I’m tuning in for the first time. If you live in Appalachia, you might want to subscribe to these guys:
Update: A few thoughts on The Briar and The Thistle podcast:
1.) First, the Appalachian Mountains got their name from the Apalachee Indians of the Florida Panhandle who told the Spanish in 1528 that gold could be found in the distant mountains to the north.
2.) Second, Appalachia is identified with the Scots-Irish in popular culture, but the settlement of Appalachia was more complex. From what I understand, a third of the founding stock was Scots-Irish, another third was German or Swiss and another third was English from the coastal colonies.
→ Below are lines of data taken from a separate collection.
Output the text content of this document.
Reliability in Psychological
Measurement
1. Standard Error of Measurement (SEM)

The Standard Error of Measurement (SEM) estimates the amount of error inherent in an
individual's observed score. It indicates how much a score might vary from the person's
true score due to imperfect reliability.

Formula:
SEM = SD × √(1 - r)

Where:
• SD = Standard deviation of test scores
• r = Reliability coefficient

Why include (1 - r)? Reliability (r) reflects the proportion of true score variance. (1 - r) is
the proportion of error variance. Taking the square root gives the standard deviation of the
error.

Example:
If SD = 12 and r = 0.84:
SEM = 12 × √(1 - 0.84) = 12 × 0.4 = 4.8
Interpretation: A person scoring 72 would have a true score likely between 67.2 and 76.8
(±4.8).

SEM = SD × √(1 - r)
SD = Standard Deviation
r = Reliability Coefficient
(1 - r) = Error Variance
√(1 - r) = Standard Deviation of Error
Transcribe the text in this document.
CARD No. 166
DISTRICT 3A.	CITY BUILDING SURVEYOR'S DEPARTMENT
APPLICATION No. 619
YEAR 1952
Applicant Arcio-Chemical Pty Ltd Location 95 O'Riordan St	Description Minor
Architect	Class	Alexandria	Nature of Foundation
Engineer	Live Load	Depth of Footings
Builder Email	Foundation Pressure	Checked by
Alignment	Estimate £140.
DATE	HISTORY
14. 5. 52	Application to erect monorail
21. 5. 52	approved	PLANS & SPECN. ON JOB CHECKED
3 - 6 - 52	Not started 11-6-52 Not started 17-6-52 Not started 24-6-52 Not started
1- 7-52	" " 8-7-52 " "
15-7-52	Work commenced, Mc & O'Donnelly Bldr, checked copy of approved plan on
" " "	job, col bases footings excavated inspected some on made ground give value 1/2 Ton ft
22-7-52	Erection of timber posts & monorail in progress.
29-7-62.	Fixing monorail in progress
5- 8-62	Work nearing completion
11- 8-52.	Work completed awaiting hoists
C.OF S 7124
3.) Third, Scots-Irish isn’t synonymous with Appalachia. South Carolina is more Scots-Irish than Kentucky or Tennessee. The Scots-Irish came down the Great Valley and spread out from there to settle all over the Southern backcountry. The Piedmont was heavily settled by the Scots-Irish. Mississippi was settled by the Scots-Irish via the Natchez Trace and the Ohio and Mississippi Rivers. The Tennessee Valley in North Alabama, Northern Louisiana, Arkansas and much of Texas was settled by the Scots-Irish. Tennessee and Kentucky as a whole were settled by the Scots-Irish.
4.) Fourth, the Southern cultures mixed and blended in the backcountry. Andrew Jackson and John C. Calhoun were Scots-Irish. They were also planters.
5.) Fifth, Appalachia had slavery and its elite was generally pro-slavery, or so I have read. It had a tourism industry that attracted planters who went there for the spas and to escape malaria and yellow fever. The Deep South and Appalachian elite intermarried.
6.) Sixth, Appalachian identity was a postwar phenomenon. The mountaineer became an object of interest and study by the Local Color School of writers after the war.
7.) Seventh, geography more than anything else is responsible for creating an enduring Appalachian culture. The Scots-Irish live all over Tennessee and Kentucky. They live in the Piedmont on the eastern side of the Appalachian Mountains. It is the rugged terrain which created the perception of a division. Needless to say, the mountains created transportation barriers which led to economic underdevelopment.